Savunma ve güvenlik alanında da görüştüler
Akar, görüşmede savunma sanayi ile askeri eğitim, iş birliği konularında da yapılanların gözden geçirildiğini belirterek, savunma ve güvenlik alanında ilave somut olarak neler yapılabileceğini de görüştüklerini söyledi.
Türkiye ve Almanya arasındaki savunma sanayi alanındaki yakın iş birliğine dikkati çeken Akar, şu açıklamalarda bulundu:
"Kısıtlamaların kaldırılması gerektiğini söyledim"
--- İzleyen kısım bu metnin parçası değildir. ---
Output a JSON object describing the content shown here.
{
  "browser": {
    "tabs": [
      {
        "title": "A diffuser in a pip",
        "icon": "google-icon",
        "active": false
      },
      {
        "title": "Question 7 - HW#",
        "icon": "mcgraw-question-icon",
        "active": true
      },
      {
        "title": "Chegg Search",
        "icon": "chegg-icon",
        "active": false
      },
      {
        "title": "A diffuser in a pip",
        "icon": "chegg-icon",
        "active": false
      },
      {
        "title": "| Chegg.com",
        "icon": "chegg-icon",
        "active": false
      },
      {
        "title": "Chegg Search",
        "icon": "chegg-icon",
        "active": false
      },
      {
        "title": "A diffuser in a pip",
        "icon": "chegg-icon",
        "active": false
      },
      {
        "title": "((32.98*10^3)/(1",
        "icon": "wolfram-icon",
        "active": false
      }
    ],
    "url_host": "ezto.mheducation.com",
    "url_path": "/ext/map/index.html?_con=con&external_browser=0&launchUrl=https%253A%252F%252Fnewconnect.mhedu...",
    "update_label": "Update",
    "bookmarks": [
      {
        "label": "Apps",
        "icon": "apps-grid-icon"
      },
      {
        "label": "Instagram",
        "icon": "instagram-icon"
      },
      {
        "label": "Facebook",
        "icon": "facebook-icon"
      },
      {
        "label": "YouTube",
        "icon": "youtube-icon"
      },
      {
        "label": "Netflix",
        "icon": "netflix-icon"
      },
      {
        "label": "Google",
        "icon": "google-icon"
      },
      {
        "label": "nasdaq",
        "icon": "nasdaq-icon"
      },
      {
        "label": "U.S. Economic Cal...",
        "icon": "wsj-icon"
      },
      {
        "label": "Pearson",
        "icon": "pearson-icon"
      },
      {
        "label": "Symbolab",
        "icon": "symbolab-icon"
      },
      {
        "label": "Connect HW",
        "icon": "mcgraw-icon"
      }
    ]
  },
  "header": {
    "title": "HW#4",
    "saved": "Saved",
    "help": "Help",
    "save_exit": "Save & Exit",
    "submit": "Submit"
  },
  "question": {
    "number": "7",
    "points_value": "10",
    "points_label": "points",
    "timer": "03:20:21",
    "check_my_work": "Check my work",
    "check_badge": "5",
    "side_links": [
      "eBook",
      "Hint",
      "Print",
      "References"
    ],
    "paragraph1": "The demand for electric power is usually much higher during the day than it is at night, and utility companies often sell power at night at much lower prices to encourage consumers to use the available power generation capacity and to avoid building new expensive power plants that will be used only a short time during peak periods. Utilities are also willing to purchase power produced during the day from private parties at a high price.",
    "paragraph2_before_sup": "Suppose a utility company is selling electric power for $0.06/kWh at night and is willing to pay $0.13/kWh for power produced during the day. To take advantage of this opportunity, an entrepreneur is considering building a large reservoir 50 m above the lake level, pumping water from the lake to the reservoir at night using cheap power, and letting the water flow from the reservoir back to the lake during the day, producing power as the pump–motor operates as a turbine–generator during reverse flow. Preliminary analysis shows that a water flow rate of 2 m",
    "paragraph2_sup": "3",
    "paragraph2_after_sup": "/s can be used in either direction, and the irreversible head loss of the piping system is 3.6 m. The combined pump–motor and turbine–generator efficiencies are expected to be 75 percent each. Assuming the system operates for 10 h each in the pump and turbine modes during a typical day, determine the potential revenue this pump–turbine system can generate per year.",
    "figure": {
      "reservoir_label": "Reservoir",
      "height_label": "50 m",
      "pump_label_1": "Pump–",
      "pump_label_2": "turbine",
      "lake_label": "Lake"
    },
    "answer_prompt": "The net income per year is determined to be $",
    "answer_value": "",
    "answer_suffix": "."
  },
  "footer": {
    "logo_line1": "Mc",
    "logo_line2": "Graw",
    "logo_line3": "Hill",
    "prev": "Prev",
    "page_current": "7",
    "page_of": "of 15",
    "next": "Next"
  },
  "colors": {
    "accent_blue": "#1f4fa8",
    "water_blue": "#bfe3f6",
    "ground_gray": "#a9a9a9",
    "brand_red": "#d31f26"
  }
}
"Birçok silah, araç, gereç konusunda ortak çalışmalarımız var. Önümüzdeki dönemde bu yaptığımız faaliyetlerin, ortak çalışmaların daha da gelişebilmesi için bazı konularda, özellikle kısıtlamalar konusunda bazı somut adımlar atılması gerektiğini kendilerine ifade ettim. Kısıtlamaların kaldırılması gerektiğini Sayın Bakan'a söyledik. NATO'nun bir müttefiki olarak, NATO'nun içinde, merkezinde görev yapmakta, kendisine düşen gerekli sorumlulukları, karada, denizde, havadaki faaliyetleri çalışan, tatbikatlarda, operasyonlarda her türlü katkıyı sağlayan Türkiye'ye karşı lisans ihraç kısıtlamalarının sadece Türkiye'nin değil, aynı zamanda ittifakın da bir takım sıkıntılar yaşamasına sebep olduğunu da Sayın Bakan'la görüşme, konuşma, izah etme fırsatı bulduk. Belirli ölçülerde de olsa, bu tür kısıtlamaların ülkemizin ve dolayısıyla NATO'nun da etkinliği ve caydırıcılığı bakımından çok ciddi, olumsuz etkiler yaptığını söylemek yanlış olmayacak. TSK sadece kendi ülkesinin değil aynı zamanda NATO'nun AB'nin ve Avrupa'nın 70 yıldan beri güney ve güneydoğu sınırlarını korumaktadır. TSK aynı zamanda NATO'da tatbikatlara, kuvvet yapısına ve diğer kadrolara da ciddi şekilde katkı sağlamaktadır. Herhangi bir kısıtlama Türkiye'nin dolayısıyla da İttifak'ın bir takım zaaflara düşmesine sebebiyet verebilir."